# Composition of Continuous Random Variables, finding distribution

Where to from here...

Problem: If $U$ and $Y$ are continuous random variables, show that if ${U}$ has uniform $[0,1]$ distribution, then the random variable: $$Y = \tan(\pi U −\frac{\pi}{2})$$ has the Cauchy distribution.
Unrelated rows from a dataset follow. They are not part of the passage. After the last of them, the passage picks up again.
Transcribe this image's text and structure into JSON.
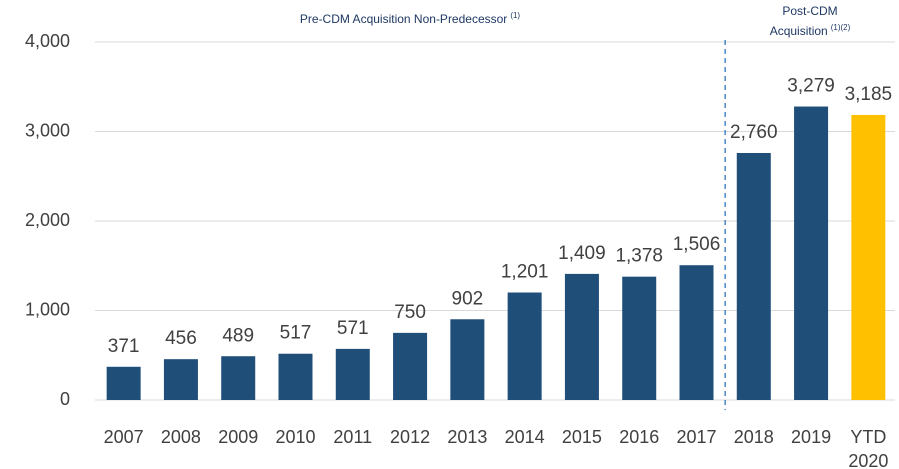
{
  "chart_data": {
    "type": "bar",
    "annotations": [
      {
        "lines": [
          "Pre-CDM Acquisition Non-Predecessor"
        ],
        "sup": "(1)"
      },
      {
        "lines": [
          "Post-CDM",
          "Acquisition"
        ],
        "sup": "(1)(2)"
      }
    ],
    "categories": [
      "2007",
      "2008",
      "2009",
      "2010",
      "2011",
      "2012",
      "2013",
      "2014",
      "2015",
      "2016",
      "2017",
      "2018",
      "2019",
      "YTD 2020"
    ],
    "values": [
      371,
      456,
      489,
      517,
      571,
      750,
      902,
      1201,
      1409,
      1378,
      1506,
      2760,
      3279,
      3185
    ],
    "value_labels": [
      "371",
      "456",
      "489",
      "517",
      "571",
      "750",
      "902",
      "1,201",
      "1,409",
      "1,378",
      "1,506",
      "2,760",
      "3,279",
      "3,185"
    ],
    "colors": [
      "#1f4e79",
      "#1f4e79",
      "#1f4e79",
      "#1f4e79",
      "#1f4e79",
      "#1f4e79",
      "#1f4e79",
      "#1f4e79",
      "#1f4e79",
      "#1f4e79",
      "#1f4e79",
      "#1f4e79",
      "#1f4e79",
      "#ffc000"
    ],
    "ylim": [
      0,
      4000
    ],
    "yticks": [
      0,
      {
        "value": 1000,
        "label": "1,000"
      },
      {
        "value": 2000,
        "label": "2,000"
      },
      {
        "value": 3000,
        "label": "3,000"
      },
      {
        "value": 4000,
        "label": "4,000"
      }
    ],
    "grid": true
  }
}
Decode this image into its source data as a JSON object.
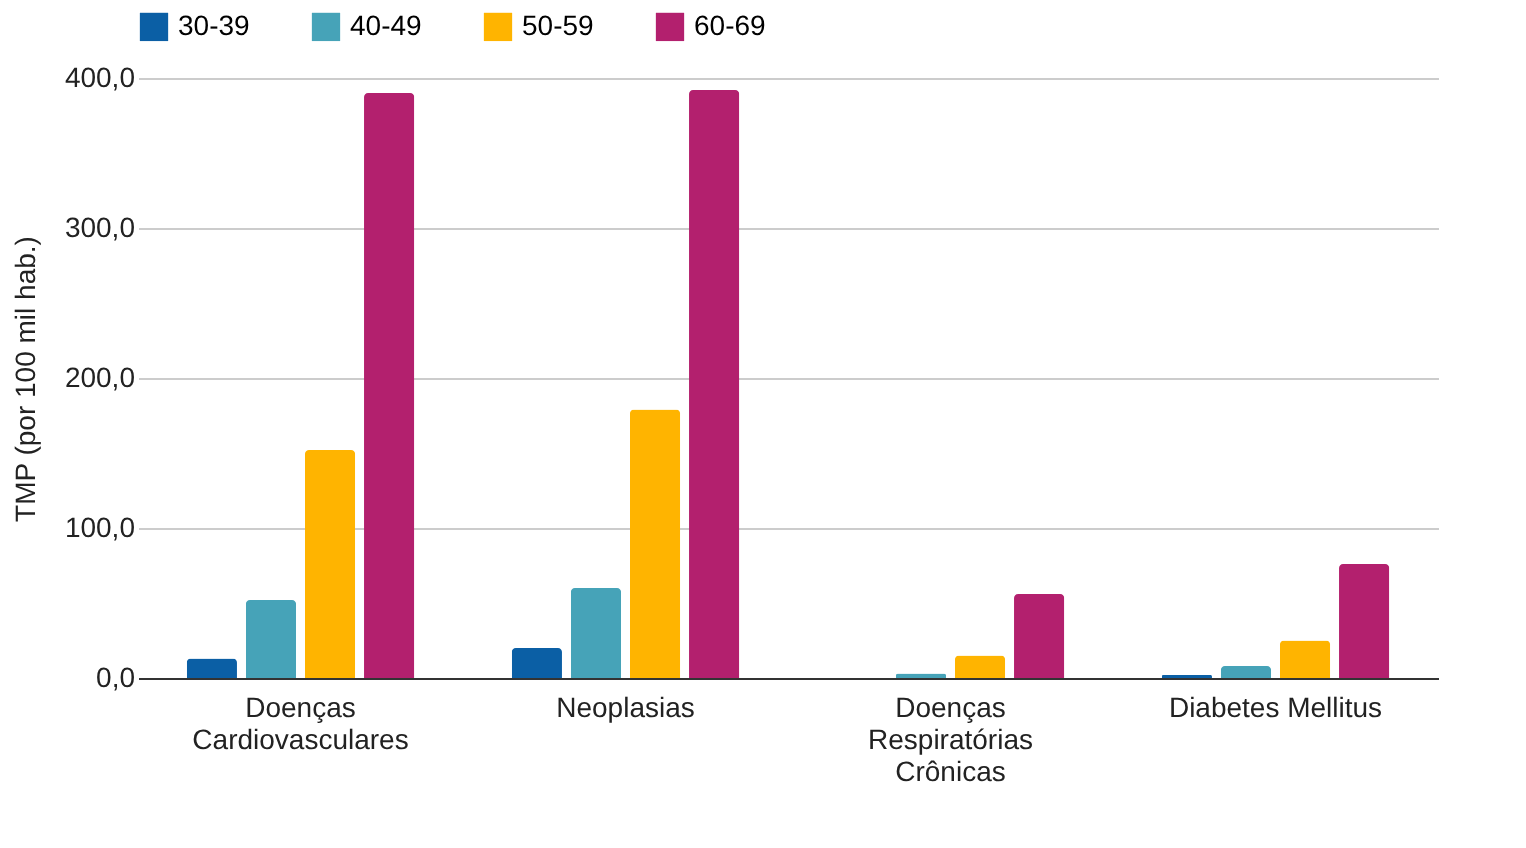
{
  "chart_data": {
    "type": "bar",
    "ylabel": "TMP (por 100 mil hab.)",
    "categories": [
      "Doenças Cardiovasculares",
      "Neoplasias",
      "Doenças Respiratórias Crônicas",
      "Diabetes Mellitus"
    ],
    "series": [
      {
        "name": "30-39",
        "color": "#0b5fa5",
        "values": [
          13,
          20,
          null,
          2
        ]
      },
      {
        "name": "40-49",
        "color": "#46a3b8",
        "values": [
          52,
          60,
          3,
          8
        ]
      },
      {
        "name": "50-59",
        "color": "#ffb400",
        "values": [
          152,
          179,
          15,
          25
        ]
      },
      {
        "name": "60-69",
        "color": "#b3206e",
        "values": [
          390,
          392,
          56,
          76
        ]
      }
    ],
    "ylim": [
      0,
      400
    ],
    "yticks": [
      {
        "value": 0,
        "label": "0,0"
      },
      {
        "value": 100,
        "label": "100,0"
      },
      {
        "value": 200,
        "label": "200,0"
      },
      {
        "value": 300,
        "label": "300,0"
      },
      {
        "value": 400,
        "label": "400,0"
      }
    ],
    "grid": "y",
    "legend": "top"
  }
}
Start of a Solution: Firstly, since $U$ is the uniform distribution on $[0,1]$, $u \in [0,1]$. Now, let $F_{Y}(y)$ be the probability distribution function where: $$F_{Y}(y) = \mathbb{P}(\{x \in [0,1] : \tan(\pi u - \pi/2 \leq y \})$$

This is equivalent to: $$F_{Y}(y) = \mathbb{P}(\{ x \in [0,1] : u \leq \frac{1}{\pi}(\arctan( y )) - \frac{1}{2}\})$$

This is where I need further justification: intuitively, I'd say hey, that condition on the right looks an awful lot like the distribution function I want... but how do I get there from here?

Thanks!

More clearly, \begin{align*} F_Y(y)&=\mathbb P(Y\leqslant y)=\mathbb P\Big(\tan(\pi U -\pi/2)\leqslant y\Big)=\mathbb P\Big(U\leqslant \frac{1}{2}+\frac{1}{\pi}\arctan y\Big)\\ &=F_U\Big(\frac{1}{2}+\frac{1}{\pi}\arctan y\Big)=\frac{1}{2}+\frac{1}{\pi}\arctan y. \end{align*} Then $Y$ forms the (standard) Cauchy distribution.